The Trump phenomenon : An explanation from sociophysics
1742015(1) - 1742015(2) p.
Daniel Trump, US presidential election, Sociophysics
The Trump phenomenon is argued to depart from current populist rise in Europe. According to a model of opinion dynamics from sociophysics the machinery of Trump’s amazing success obeys well-defined counter-intuitive rules. Therefore, his success was in principle predictable from the start. The model uses local majority rule arguments and obeys a threshold dynamics. The associated tipping points are found to depend on the leading collective beliefs, cognitive biases and prejudices of the social group which undertakes the public debate. And here comes the open sesame of the Trump campaign, which develops along two successive steps. During a first moment, Trump’s statement produces a majority of voters against him. But at the same time, according to the model the shocking character of the statement modifies the prejudice balance. In case the prejudice is present even being frozen among voters, the tipping point is lowered at Trump’s benefit. Nevertheless, although the tipping point has been lowered by the activation of frozen prejudices it is instrumental to preserve enough support from openly prejudiced people to be above the threshold.
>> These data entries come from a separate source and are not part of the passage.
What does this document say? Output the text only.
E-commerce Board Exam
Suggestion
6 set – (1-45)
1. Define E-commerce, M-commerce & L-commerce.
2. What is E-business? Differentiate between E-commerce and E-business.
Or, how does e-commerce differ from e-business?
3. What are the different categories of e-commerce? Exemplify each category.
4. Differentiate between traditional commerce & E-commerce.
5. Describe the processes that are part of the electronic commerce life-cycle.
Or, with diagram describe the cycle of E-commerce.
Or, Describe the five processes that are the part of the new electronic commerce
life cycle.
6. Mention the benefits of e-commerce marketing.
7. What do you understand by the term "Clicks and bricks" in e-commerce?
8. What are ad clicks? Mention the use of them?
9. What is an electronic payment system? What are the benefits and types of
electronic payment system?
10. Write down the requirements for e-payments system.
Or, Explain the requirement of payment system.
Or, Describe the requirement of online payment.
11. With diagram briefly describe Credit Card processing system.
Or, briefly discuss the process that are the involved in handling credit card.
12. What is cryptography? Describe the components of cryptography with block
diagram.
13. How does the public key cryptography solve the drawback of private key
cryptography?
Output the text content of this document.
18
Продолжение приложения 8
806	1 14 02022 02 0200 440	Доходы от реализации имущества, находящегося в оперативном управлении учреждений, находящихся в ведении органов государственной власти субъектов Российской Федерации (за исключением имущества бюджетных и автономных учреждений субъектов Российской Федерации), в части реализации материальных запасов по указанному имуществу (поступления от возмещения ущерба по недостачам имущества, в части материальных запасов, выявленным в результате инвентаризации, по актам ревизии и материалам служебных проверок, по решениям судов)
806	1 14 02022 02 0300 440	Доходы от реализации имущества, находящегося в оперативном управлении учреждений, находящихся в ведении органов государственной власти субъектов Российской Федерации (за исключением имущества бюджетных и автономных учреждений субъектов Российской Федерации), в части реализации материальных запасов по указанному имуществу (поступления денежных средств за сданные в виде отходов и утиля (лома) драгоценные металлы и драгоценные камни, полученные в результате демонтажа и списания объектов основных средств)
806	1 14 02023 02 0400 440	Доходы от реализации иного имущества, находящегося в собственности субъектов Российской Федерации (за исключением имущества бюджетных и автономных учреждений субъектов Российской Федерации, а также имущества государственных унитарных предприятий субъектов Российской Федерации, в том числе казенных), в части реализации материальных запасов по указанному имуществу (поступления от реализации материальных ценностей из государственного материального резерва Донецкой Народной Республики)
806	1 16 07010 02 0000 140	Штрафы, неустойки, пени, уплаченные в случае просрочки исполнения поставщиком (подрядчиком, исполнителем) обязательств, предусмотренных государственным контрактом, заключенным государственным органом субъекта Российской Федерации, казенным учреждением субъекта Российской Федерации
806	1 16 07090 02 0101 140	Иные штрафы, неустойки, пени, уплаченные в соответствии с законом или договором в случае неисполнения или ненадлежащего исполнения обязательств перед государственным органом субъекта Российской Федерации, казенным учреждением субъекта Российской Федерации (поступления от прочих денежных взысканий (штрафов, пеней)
Then, as infuriated voters launch intense debate, occurrence of ties will drive progressively hostile people to shift their voting intention without needing to endorse the statement which has infuriated them. The ongoing debate does drive towards a majority for Trump. The possible Trump victory at November Presidential election is discussed. In particular, the model shows that to eventually win the Presidential election, Trump must not modify his past shocking attitude but to appeal to a different spectrum of frozen prejudices, which are common to both Democrats and Republicans.